Claude Lewis was on the verge of becoming a columnist. Acel (Moore) was a reporter already, and soon, I believe, to become a Pulitzer Prize winner if he hadn’t already done that (Acel won a Pulitzer in 1976). The big gun at the Inky was Art Peters, a fine writer who came to the Inquirer as a columnist after starting his career at the (Philadelphia) Tribune. Oddly, I don’t remember Art as one of the founders (Peters died in April 1973 before ABJ was founded).

We began in a place called the Institute for Black Ministries, a huge converted brownstone mansion on the northwest corner of Broad and Girard (Streets). It had once been owned by one of the brewing barons who were once prominent in this German-influenced town.

The leading antagonists of our movement were Acel, Claude and, mostly, Chuck StoneReggie Bryant, who was co-producing with Acel a TV news interview show called “Black Perspective on the News,” was an early and active organizer. Sam Pressley, who followed me to the Bulletin by less than a year, was active within the first year or so. We had several women founders.
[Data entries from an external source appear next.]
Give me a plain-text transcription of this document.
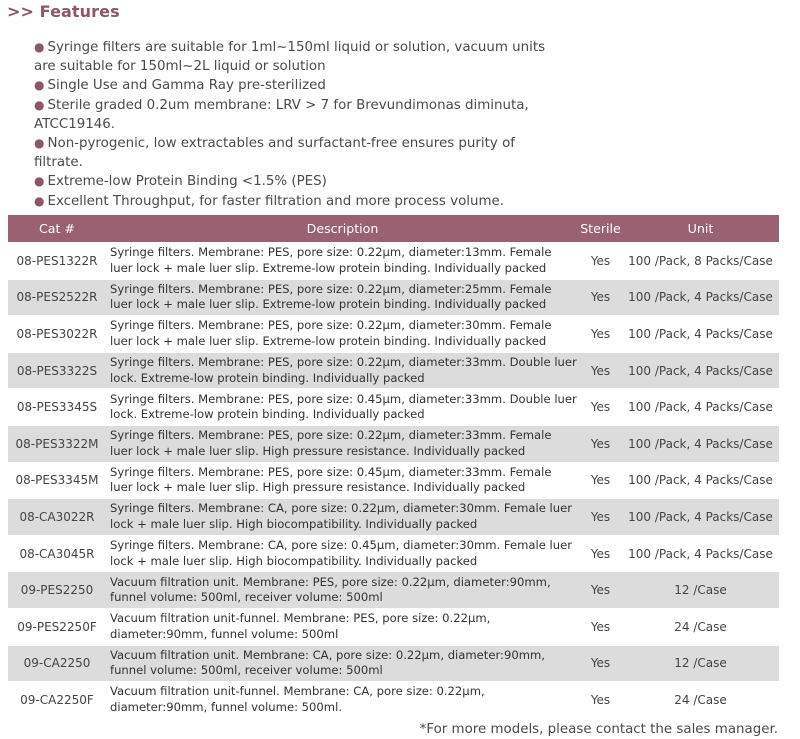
>> Features
● Syringe filters are suitable for 1ml~150ml liquid or solution, vacuum units are suitable for 150ml~2L liquid or solution
● Single Use and Gamma Ray pre-sterilized
● Sterile graded 0.2um membrane: LRV > 7 for Brevundimonas diminuta, ATCC19146.
● Non-pyrogenic, low extractables and surfactant-free ensures purity of filtrate.
● Extreme-low Protein Binding <1.5% (PES)
● Excellent Throughput, for faster filtration and more process volume.
Cat #	Description	Sterile	Unit
08-PES1322R	Syringe filters. Membrane: PES, pore size: 0.22μm, diameter:13mm. Female luer lock + male luer slip. Extreme-low protein binding. Individually packed	Yes	100 /Pack, 8 Packs/Case
08-PES2522R	Syringe filters. Membrane: PES, pore size: 0.22μm, diameter:25mm. Female luer lock + male luer slip. Extreme-low protein binding. Individually packed	Yes	100 /Pack, 4 Packs/Case
08-PES3022R	Syringe filters. Membrane: PES, pore size: 0.22μm, diameter:30mm. Female luer lock + male luer slip. Extreme-low protein binding. Individually packed	Yes	100 /Pack, 4 Packs/Case
08-PES3322S	Syringe filters. Membrane: PES, pore size: 0.22μm, diameter:33mm. Double luer lock. Extreme-low protein binding. Individually packed	Yes	100 /Pack, 4 Packs/Case
08-PES3345S	Syringe filters. Membrane: PES, pore size: 0.45μm, diameter:33mm. Double luer lock. Extreme-low protein binding. Individually packed	Yes	100 /Pack, 4 Packs/Case
08-PES3322M	Syringe filters. Membrane: PES, pore size: 0.22μm, diameter:33mm. Female luer lock + male luer slip. High pressure resistance. Individually packed	Yes	100 /Pack, 4 Packs/Case
08-PES3345M	Syringe filters. Membrane: PES, pore size: 0.45μm, diameter:33mm. Female luer lock + male luer slip. High pressure resistance. Individually packed	Yes	100 /Pack, 4 Packs/Case
08-CA3022R	Syringe filters. Membrane: CA, pore size: 0.22μm, diameter:30mm. Female luer lock + male luer slip. High biocompatibility. Individually packed	Yes	100 /Pack, 4 Packs/Case
08-CA3045R	Syringe filters. Membrane: CA, pore size: 0.45μm, diameter:30mm. Female luer lock + male luer slip. High biocompatibility. Individually packed	Yes	100 /Pack, 4 Packs/Case
09-PES2250	Vacuum filtration unit. Membrane: PES, pore size: 0.22μm, diameter:90mm, funnel volume: 500ml, receiver volume: 500ml	Yes	12 /Case
09-PES2250F	Vacuum filtration unit-funnel. Membrane: PES, pore size: 0.22μm, diameter:90mm, funnel volume: 500ml	Yes	24 /Case
09-CA2250	Vacuum filtration unit. Membrane: CA, pore size: 0.22μm, diameter:90mm, funnel volume: 500ml, receiver volume: 500ml	Yes	12 /Case
09-CA2250F	Vacuum filtration unit-funnel. Membrane: CA, pore size: 0.22μm, diameter:90mm, funnel volume: 500ml.	Yes	24 /Case
*For more models, please contact the sales manager.
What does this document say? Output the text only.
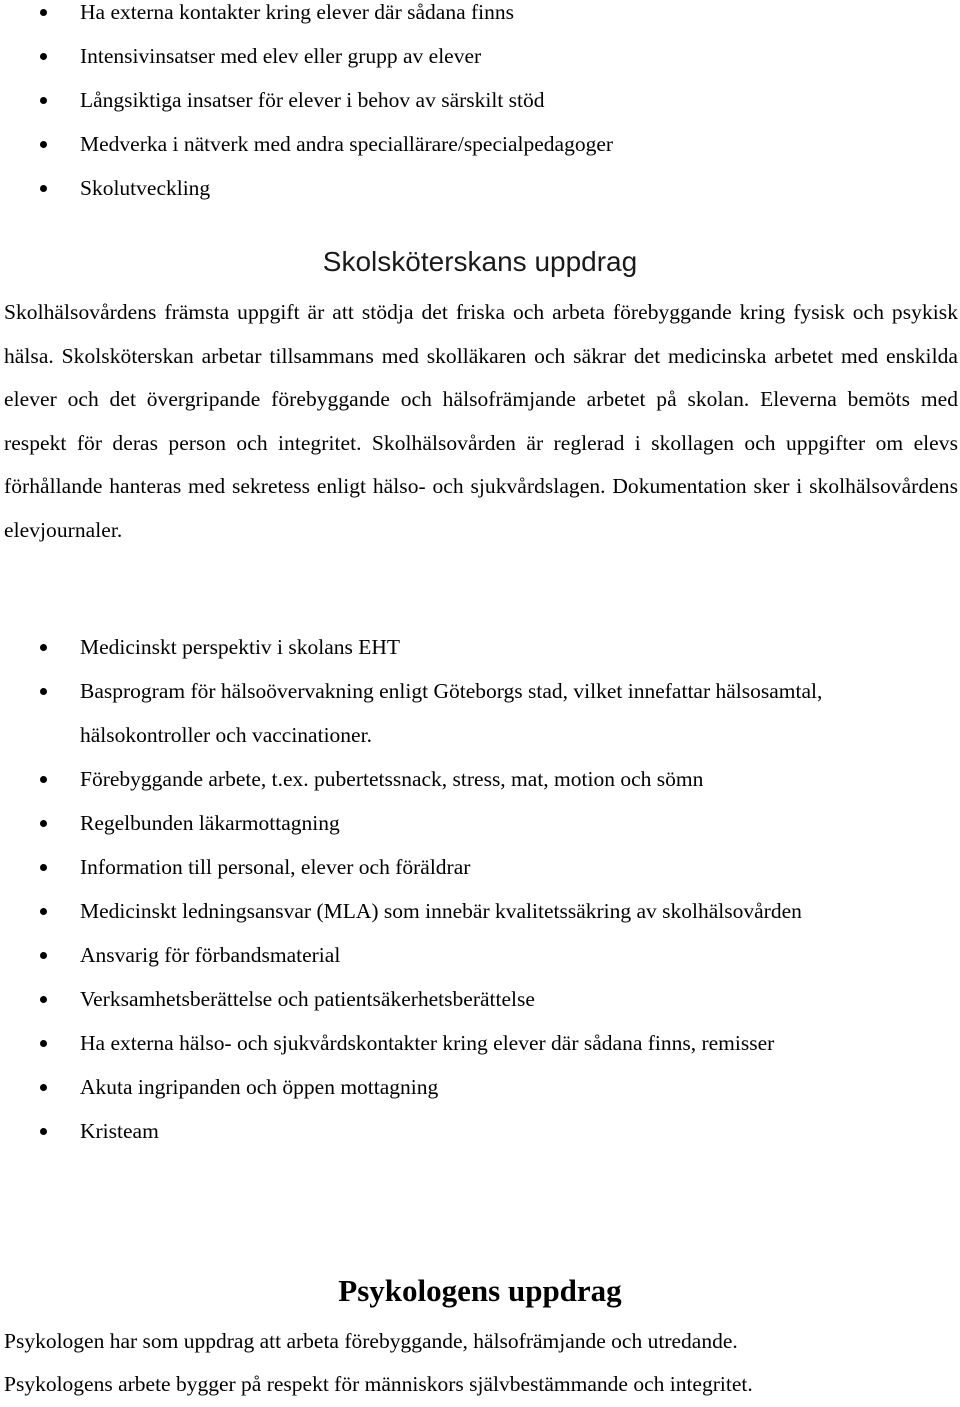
Ha externa kontakter kring elever där sådana finns
Intensivinsatser med elev eller grupp av elever
Långsiktiga insatser för elever i behov av särskilt stöd
Medverka i nätverk med andra speciallärare/specialpedagoger
Skolutveckling
Skolsköterskans uppdrag

Skolhälsovårdens främsta uppgift är att stödja det friska och arbeta förebyggande kring fysisk och psykisk hälsa. Skolsköterskan arbetar tillsammans med skolläkaren och säkrar det medicinska arbetet med enskilda elever och det övergripande förebyggande och hälsofrämjande arbetet på skolan. Eleverna bemöts med respekt för deras person och integritet. Skolhälsovården är reglerad i skollagen och uppgifter om elevs förhållande hanteras med sekretess enligt hälso- och sjukvårdslagen. Dokumentation sker i skolhälsovårdens elevjournaler.

Medicinskt perspektiv i skolans EHT
Basprogram för hälsoövervakning enligt Göteborgs stad, vilket innefattar hälsosamtal, hälsokontroller och vaccinationer.
Förebyggande arbete, t.ex. pubertetssnack, stress, mat, motion och sömn
Regelbunden läkarmottagning
Information till personal, elever och föräldrar
Medicinskt ledningsansvar (MLA) som innebär kvalitetssäkring av skolhälsovården
Ansvarig för förbandsmaterial
Verksamhetsberättelse och patientsäkerhetsberättelse
Ha externa hälso- och sjukvårdskontakter kring elever där sådana finns, remisser
Akuta ingripanden och öppen mottagning
Kristeam
Psykologens uppdrag

Psykologen har som uppdrag att arbeta förebyggande, hälsofrämjande och utredande.

Psykologens arbete bygger på respekt för människors självbestämmande och integritet.
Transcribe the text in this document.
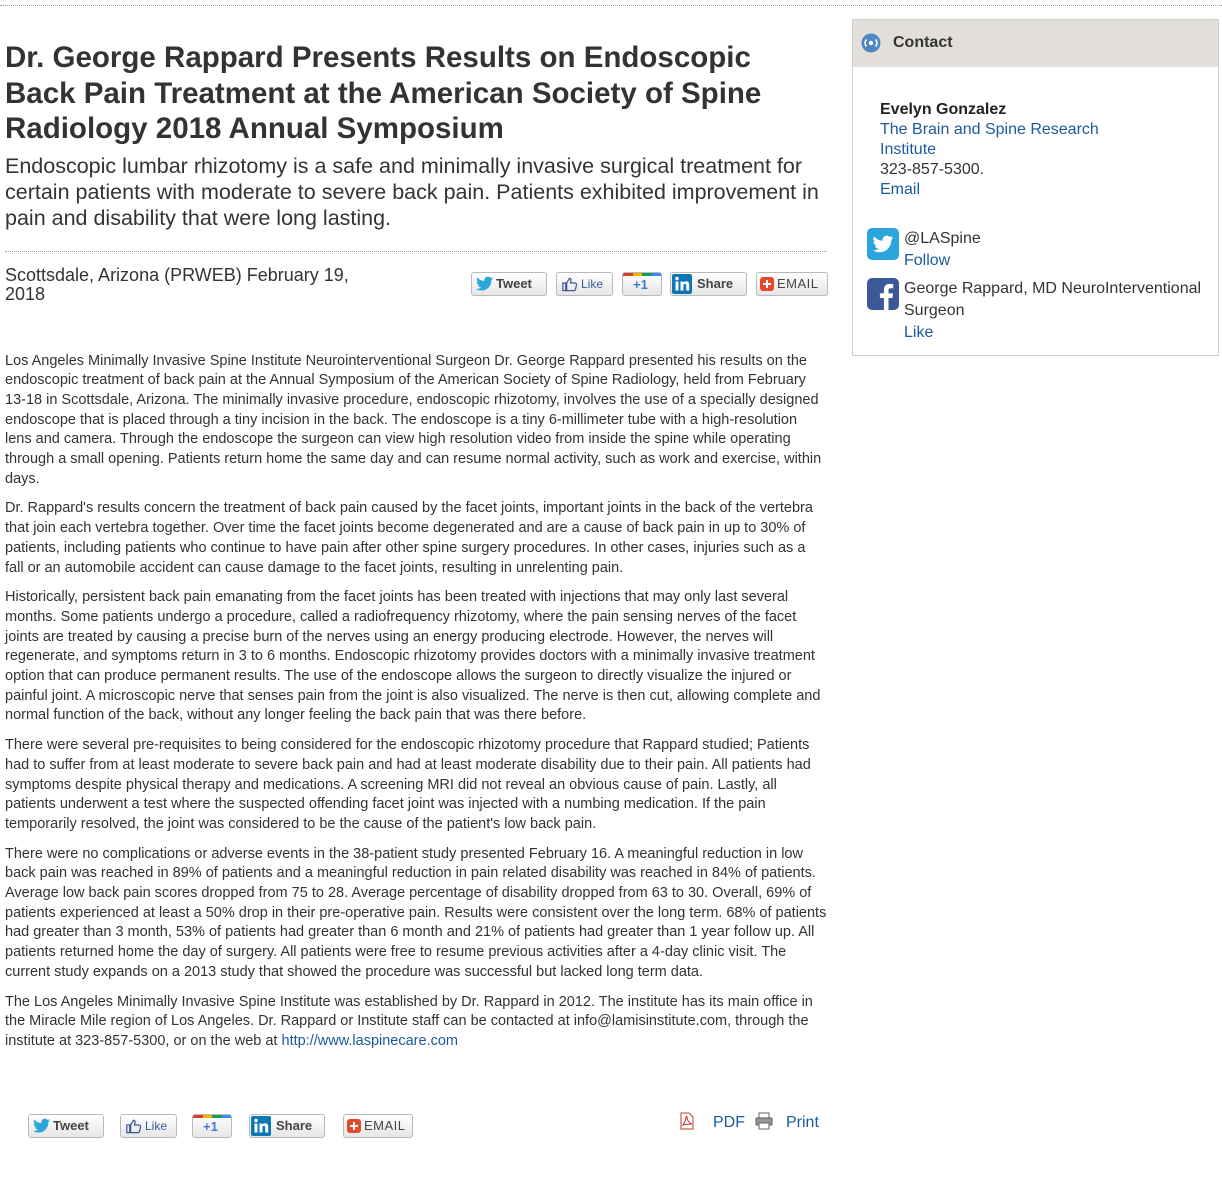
Dr. George Rappard Presents Results on Endoscopic Back Pain Treatment at the American Society of Spine Radiology 2018 Annual Symposium
Endoscopic lumbar rhizotomy is a safe and minimally invasive surgical treatment for certain patients with moderate to severe back pain. Patients exhibited improvement in pain and disability that were long lasting.
Scottsdale, Arizona (PRWEB) February 19, 2018
Tweet	Like +1	Share	EMAIL

Los Angeles Minimally Invasive Spine Institute Neurointerventional Surgeon Dr. George Rappard presented his results on the endoscopic treatment of back pain at the Annual Symposium of the American Society of Spine Radiology, held from February 13-18 in Scottsdale, Arizona. The minimally invasive procedure, endoscopic rhizotomy, involves the use of a specially designed endoscope that is placed through a tiny incision in the back. The endoscope is a tiny 6-millimeter tube with a high-resolution lens and camera. Through the endoscope the surgeon can view high resolution video from inside the spine while operating through a small opening. Patients return home the same day and can resume normal activity, such as work and exercise, within days.

Dr. Rappard's results concern the treatment of back pain caused by the facet joints, important joints in the back of the vertebra that join each vertebra together. Over time the facet joints become degenerated and are a cause of back pain in up to 30% of patients, including patients who continue to have pain after other spine surgery procedures. In other cases, injuries such as a fall or an automobile accident can cause damage to the facet joints, resulting in unrelenting pain.

Historically, persistent back pain emanating from the facet joints has been treated with injections that may only last several months. Some patients undergo a procedure, called a radiofrequency rhizotomy, where the pain sensing nerves of the facet joints are treated by causing a precise burn of the nerves using an energy producing electrode. However, the nerves will regenerate, and symptoms return in 3 to 6 months. Endoscopic rhizotomy provides doctors with a minimally invasive treatment option that can produce permanent results. The use of the endoscope allows the surgeon to directly visualize the injured or painful joint. A microscopic nerve that senses pain from the joint is also visualized. The nerve is then cut, allowing complete and normal function of the back, without any longer feeling the back pain that was there before.

There were several pre-requisites to being considered for the endoscopic rhizotomy procedure that Rappard studied; Patients had to suffer from at least moderate to severe back pain and had at least moderate disability due to their pain. All patients had symptoms despite physical therapy and medications. A screening MRI did not reveal an obvious cause of pain. Lastly, all patients underwent a test where the suspected offending facet joint was injected with a numbing medication. If the pain temporarily resolved, the joint was considered to be the cause of the patient's low back pain.

There were no complications or adverse events in the 38-patient study presented February 16. A meaningful reduction in low back pain was reached in 89% of patients and a meaningful reduction in pain related disability was reached in 84% of patients. Average low back pain scores dropped from 75 to 28. Average percentage of disability dropped from 63 to 30. Overall, 69% of patients experienced at least a 50% drop in their pre-operative pain. Results were consistent over the long term. 68% of patients had greater than 3 month, 53% of patients had greater than 6 month and 21% of patients had greater than 1 year follow up. All patients returned home the day of surgery. All patients were free to resume previous activities after a 4-day clinic visit. The current study expands on a 2013 study that showed the procedure was successful but lacked long term data.

The Los Angeles Minimally Invasive Spine Institute was established by Dr. Rappard in 2012. The institute has its main office in the Miracle Mile region of Los Angeles. Dr. Rappard or Institute staff can be contacted at info@lamisinstitute.com, through the institute at 323-857-5300, or on the web at http://www.laspinecare.com

Tweet	Like	+1	Share	EMAIL	PDF	Print
Contact
Evelyn Gonzalez
The Brain and Spine Research Institute
323-857-5300.
Email
@LASpine
Follow
George Rappard, MD NeuroInterventional Surgeon
Like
Membership requirements were stringent. You had to have a job not just in the industry but doing journalism. We even instituted a rule that said you could not become a full member without a year or two of experience. We were guarding against the tendency for groups like this to become social organizations. 

I met Acel my first month in the business in Jan of 1973.  He was already a respected journalist. He shouldn’t have known me from a can of paint. There was hardly any me to know.               

But he reached out to me. He told me about this organization that he and a small group of Black journalists were already working on at that time and offered me a voice in the formation of what we called the ABJ.”